Kadie was also sent away to group homes. Then, after running away and going to get belongings at her uncle’s house while he was away, she was discovered and charged with breaking and entering. As her punishment, Kadie stated that she was sent to COBRA, a co-ed camp for troubled youth that was charged with abusing children in 2008. In the camp, Kadie said the youth were physically abused and forced to sleep in horse stalls with cement floors.
“They would pick me up by my hair and throw me on the floor because I wasn’t doing push-ups right. They made kids vomit by making them work so hard. We literally had to clean the floors with toothbrushes. It was a very bad place,” Kadie relived.
Eventually, Kadie says she became the model inmate because she realized she couldn’t run away. There was nowhere for her to run to if she managed to escape the camp because of its isolated location.
“I had to either comply, or I was going to die,” she stated, adding that by complying she became a squad leader.
After 7 months at COBRA, Kadie says she was one of the children removed from the facility.
“I was one of the kids that they took out,” she remembered about leaving the camp.
Kadie remembered juvenile probation and court staff coming to get her and other Scioto County children completing sentences at the center.

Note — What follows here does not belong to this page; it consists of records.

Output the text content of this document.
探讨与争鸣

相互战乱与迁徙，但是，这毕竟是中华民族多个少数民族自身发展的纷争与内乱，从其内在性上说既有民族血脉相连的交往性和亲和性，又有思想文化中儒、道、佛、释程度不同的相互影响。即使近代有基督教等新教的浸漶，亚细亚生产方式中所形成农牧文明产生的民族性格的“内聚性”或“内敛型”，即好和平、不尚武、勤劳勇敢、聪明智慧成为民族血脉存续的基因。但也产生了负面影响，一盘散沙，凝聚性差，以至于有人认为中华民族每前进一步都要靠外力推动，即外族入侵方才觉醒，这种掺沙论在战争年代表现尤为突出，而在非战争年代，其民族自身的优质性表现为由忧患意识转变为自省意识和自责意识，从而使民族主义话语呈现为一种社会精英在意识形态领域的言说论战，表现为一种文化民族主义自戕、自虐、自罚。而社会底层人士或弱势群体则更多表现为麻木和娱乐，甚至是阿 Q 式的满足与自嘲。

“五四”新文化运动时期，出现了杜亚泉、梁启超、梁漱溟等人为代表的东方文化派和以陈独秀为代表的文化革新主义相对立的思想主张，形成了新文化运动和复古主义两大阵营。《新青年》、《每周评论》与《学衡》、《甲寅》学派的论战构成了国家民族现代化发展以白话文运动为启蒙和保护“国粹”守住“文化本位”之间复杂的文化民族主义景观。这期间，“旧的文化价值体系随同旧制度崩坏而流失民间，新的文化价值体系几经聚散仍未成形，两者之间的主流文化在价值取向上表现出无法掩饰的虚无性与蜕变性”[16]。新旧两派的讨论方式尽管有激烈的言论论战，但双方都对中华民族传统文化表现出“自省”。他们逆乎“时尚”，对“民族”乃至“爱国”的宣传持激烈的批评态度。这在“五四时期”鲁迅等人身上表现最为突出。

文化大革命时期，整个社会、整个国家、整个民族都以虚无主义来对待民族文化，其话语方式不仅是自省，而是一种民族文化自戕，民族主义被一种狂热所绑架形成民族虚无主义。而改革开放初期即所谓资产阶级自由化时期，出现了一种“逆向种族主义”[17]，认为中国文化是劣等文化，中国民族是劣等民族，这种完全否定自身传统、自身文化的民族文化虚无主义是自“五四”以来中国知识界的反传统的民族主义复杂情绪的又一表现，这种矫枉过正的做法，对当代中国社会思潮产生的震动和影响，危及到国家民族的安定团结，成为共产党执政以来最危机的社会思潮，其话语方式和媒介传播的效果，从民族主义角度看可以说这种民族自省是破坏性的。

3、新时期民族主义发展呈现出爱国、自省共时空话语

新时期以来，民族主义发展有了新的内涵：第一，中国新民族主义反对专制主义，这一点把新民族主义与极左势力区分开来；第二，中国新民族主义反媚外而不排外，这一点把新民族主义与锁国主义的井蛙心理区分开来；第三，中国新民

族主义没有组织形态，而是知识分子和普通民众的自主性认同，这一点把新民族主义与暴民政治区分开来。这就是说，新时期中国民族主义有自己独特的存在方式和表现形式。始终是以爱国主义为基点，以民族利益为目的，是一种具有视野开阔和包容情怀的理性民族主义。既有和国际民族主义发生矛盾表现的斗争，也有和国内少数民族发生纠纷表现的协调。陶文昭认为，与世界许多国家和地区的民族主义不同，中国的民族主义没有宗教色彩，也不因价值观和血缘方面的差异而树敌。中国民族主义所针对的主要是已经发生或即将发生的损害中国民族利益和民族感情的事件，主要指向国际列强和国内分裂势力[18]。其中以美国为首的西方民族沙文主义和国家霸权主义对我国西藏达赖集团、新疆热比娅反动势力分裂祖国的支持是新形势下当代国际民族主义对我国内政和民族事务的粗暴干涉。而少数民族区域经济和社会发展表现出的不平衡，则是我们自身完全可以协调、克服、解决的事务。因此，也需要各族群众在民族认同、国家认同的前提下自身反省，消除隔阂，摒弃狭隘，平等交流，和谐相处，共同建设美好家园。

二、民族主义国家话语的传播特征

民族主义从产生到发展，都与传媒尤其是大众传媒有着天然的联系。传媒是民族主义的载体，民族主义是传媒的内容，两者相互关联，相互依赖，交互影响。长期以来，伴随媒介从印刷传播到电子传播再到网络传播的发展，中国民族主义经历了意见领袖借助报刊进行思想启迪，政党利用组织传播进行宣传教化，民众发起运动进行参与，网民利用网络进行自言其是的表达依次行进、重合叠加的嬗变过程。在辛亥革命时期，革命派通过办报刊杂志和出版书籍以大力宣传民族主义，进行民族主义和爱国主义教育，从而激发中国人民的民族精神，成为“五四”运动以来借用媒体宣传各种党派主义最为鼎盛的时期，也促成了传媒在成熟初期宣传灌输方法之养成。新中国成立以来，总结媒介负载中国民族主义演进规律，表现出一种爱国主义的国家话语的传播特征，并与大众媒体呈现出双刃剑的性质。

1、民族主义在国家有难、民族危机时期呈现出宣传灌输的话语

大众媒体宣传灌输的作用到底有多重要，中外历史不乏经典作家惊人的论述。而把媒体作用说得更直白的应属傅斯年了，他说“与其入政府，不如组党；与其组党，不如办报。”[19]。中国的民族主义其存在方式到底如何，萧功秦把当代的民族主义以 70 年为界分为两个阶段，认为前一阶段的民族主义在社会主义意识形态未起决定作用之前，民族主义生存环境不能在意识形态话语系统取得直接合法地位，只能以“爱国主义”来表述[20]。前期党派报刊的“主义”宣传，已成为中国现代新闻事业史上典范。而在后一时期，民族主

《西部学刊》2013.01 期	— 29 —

Once again, Kadie returned to the area — this time, living with her aunt and uncle briefly and then with her dad. Again, she found herself back in juvenile detention. Kadie explained that this time it was not because of her habit of running away. Rather, it was because she had started drinking heavily.
After a month, he picked her up. With full custody of his daughter, Kadie says that her dad put her back in school, sending her to what is now Scioto County Career and Technical Center. There, Kadie studied cosmetology and became best friends with Megan Lancaster, not knowing just how much Megan would impact her life.